Diaz shrugged. “We think it’s their way of harassing the government. Forcing us to go through the trouble and expense of reviving one of our citizens; perhaps hoping to prove we don’t really care for the common people at all.”

“So how many of Soulminder’s clients
have
they picked on?” Everly persisted.

“A fair number, I know,” Diaz said. “I’d have to look up the exact figures.”

“If they were all attacked with the same curare darts, the numbers will be trivial to retrieve from the main Soulminder records,” Sommer pointed out. “As soon as we’ve finished with the perimeter facilities, Mr. Everly and I will be going into the Core. I can dig out the stats then.”

Diaz’s snort was just barely audible, but Sommer knew what it meant. “I’m sorry, General,” Sommer continued, “but my hands really
are
tied on this. I’m sure you can understand the reasoning behind it.”

“I understand,” Diaz said, his voice under careful control. “You will understand, in turn, if I find it insulting that you refuse to allow Chilean nationals into the Soulminder inner sanctum.”

“It’s not just you,” Everly put in before Sommer could reply. “Every country’s treated the same. Security considerations dictate that
only
specially chosen people be allowed access to the main Soulminder equipment.”

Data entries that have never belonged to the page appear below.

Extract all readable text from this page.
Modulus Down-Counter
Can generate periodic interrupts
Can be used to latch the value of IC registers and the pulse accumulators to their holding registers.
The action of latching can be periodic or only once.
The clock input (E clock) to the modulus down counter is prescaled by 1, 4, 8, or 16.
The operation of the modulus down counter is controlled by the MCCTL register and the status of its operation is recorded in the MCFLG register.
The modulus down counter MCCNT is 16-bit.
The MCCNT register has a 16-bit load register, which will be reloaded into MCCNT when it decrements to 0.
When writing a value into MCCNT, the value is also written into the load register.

Diaz locked eyes with him. “To you, perhaps, it is security,” he said softly. “To many of us, it is little less than a form of economic imperialism.”

“It’s protection of a trade secret,” Everly countered, his quiet voice a match for Diaz’s.

For a split second there was genuine hatred in the general’s eyes … but even as Sommer braced himself for an explosion the general took a careful breath and relaxed fractionally. “Call it what you will,” he said stiffly. “It’s still in many ways a slave’s collar around our nation’s neck.”

Across the room, the man on the table twitched abruptly and gasped something. Sommer spun back, relieved that the awkward confrontation had been interrupted but simultaneously annoyed that he’d missed the crucial parts of the transfer procedure. Unlike the Soulminder people behind the Core’s security wall, all the personnel out here
were
Chilean, most of them trained locally along Soulminder guidelines, and nothing could replace first-hand observation as a method of evaluating how closely those guidelines were being followed. “I’d like to watch another transfer,” he told Diaz.